Single by Yeng Constantino

from the album Salamat
- Released: 2006
- Recorded: 2006
- Genre: Acoustic folk, pop rock
- Length: 4:20
- Label: Star Music
- Songwriter: Yeng Constantino
- Producer: Dream Big Productions

Yeng Constantino singles chronology
|  | "Hawak Kamay" (2006) | "Pangarap Lang" (2006) |

Audio Video
- "Hawak Kamay" on YouTube

= Hawak Kamay =

"Hawak Kamay" is a song by Filipina singer-songwriter Yeng Constantino, the winner of the ABS-CBN TV program Pinoy Dream Academy in 2006. Solely written by Constantino, the song is about a cousin with whom she developed a deep friendship. In 2006, it won the Best Theme Song at the 32nd Metro Manila Film Festival. The song is also used in the 2011 film, Won't Last a Day Without You.

==Background and writing==

Constantino wrote "Hawak Kamay" at age 14, inspired by a cousin who had left their hometown to live away from her. She performed the song for the first time live on Pinoy Dream Academy. During that time, she sang the song along with her fellow contestants Ronnie Liang, Davey Langit, Joan Ilagan and Jun Hirano. Following public demand, the song was released by Star Music. The song is the most successful single to date in Constantino's career.

==Versions==
- 1st version - used in the Pinoy Dream Academy days. This version appears on Pinoy Dream Academy Originals Vol. 1, and is also the more recognizable version.
- 2nd version - used as the theme song for the movie Kasal, Kasali, Kasalo.
- 3rd version - made for her debut album, Salamat.
- 4th version - used in the horror film Cinco, in the segment Braso (Arm) when Sam Concepcion, AJ Perez and Robi Domingo each other
- 5th version - used in the guitar scene of Joey de Leon in the film Won't Last a Day Without You.
- 6th version - used in the karaoke scene in the horror film The Healing.
- 7th version - used in the singing scene in the Wansapanataym episode, Holly and Mau.
- Other versions we're used in commercials such as Perla Detergent Soap and McDonalds.

==Cover versions==
- Sharlene San Pedro of Goin' Bulilit covered the song alongside actor Nash Aguas.
- In August 2011, David DiMuzio made and uploaded an English version cover "I'm By Your Side" on YouTube.
- On January 19, 2023, South Korean-Chinese boyband EXO performed an acoustic cover on Dream K-Pop Fantasy Concert at SM Mall of Asia Arena.
- On October 2, 2013, Xela Padua used the song on Eat Bulaga!s "Ka-Voice ni Idol" during wild card week.
- In June 2014, Filipino actor and singer Piolo Pascual covered the song for Hawak Kamay.
- On February 26th and 27th, 2024, The Tabernacle Choir at Temple Square performed the song during their world tour in the Philippines at the SM Mall of Asia Arena.

==Award nominations==
- Best Theme Song (Kasal Kasali Kasalos "Hawak Kamay"): 32nd Metro Manila Film Festival
- Pop Movie Theme Song (Kasal Kasali Kasalos "Hawak Kamay"): ASAP Pop Viewer's Choice Awards 2007
- Best Theme Song (Kasal Kasali Kasalos "Hawak Kamay"): 55th FAMAS Awards 2007
- Extremely Requested Videoke Song ("Hawak Kamay"): 2nd IFM Pinoy Music Awards

==Live performances==
Constantino first performed this song on Pinoy Dream Academy, together with her fellow contestants Ronnie Liang, Davey Langit, Joan Ilagan and Jun Hirano. She has performed the song several times on the ABS-CBN weekend variety show ASAP, which airs on Sundays.
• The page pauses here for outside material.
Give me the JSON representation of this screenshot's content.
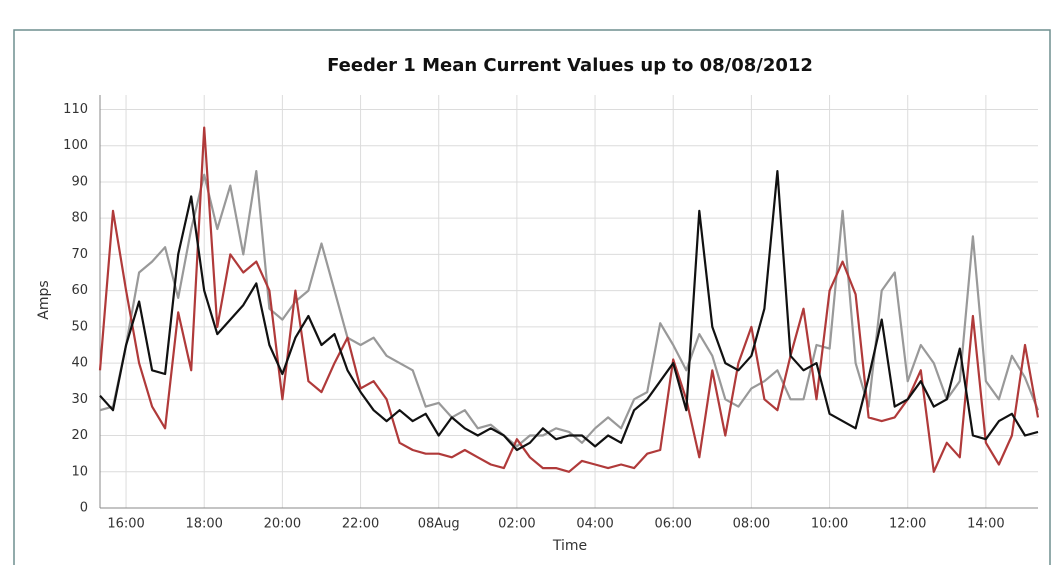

The song was performed by Constantino herself on the first anniversary of the ULTRA Stampede during the second anniversary of show Wowowee as the show chose not to celebrate its second anniversary out of respect for the disaster's victims and their kin.

In September 2009, she performed the song on Umagang Kay Ganda as a tribute for the victims of Typhoon Ondoy (international name Ketsana). In August 2011, she performed a medley of "Hawak Kamay" and her song "Lapit" on Eat Bulaga!.
On December 9, 2011, Constantino and American singer/songwriter David DiMuzio performed a duet of "Hawak Kamay (I'm By Your Side)" in Taglish on ASAP Rocks.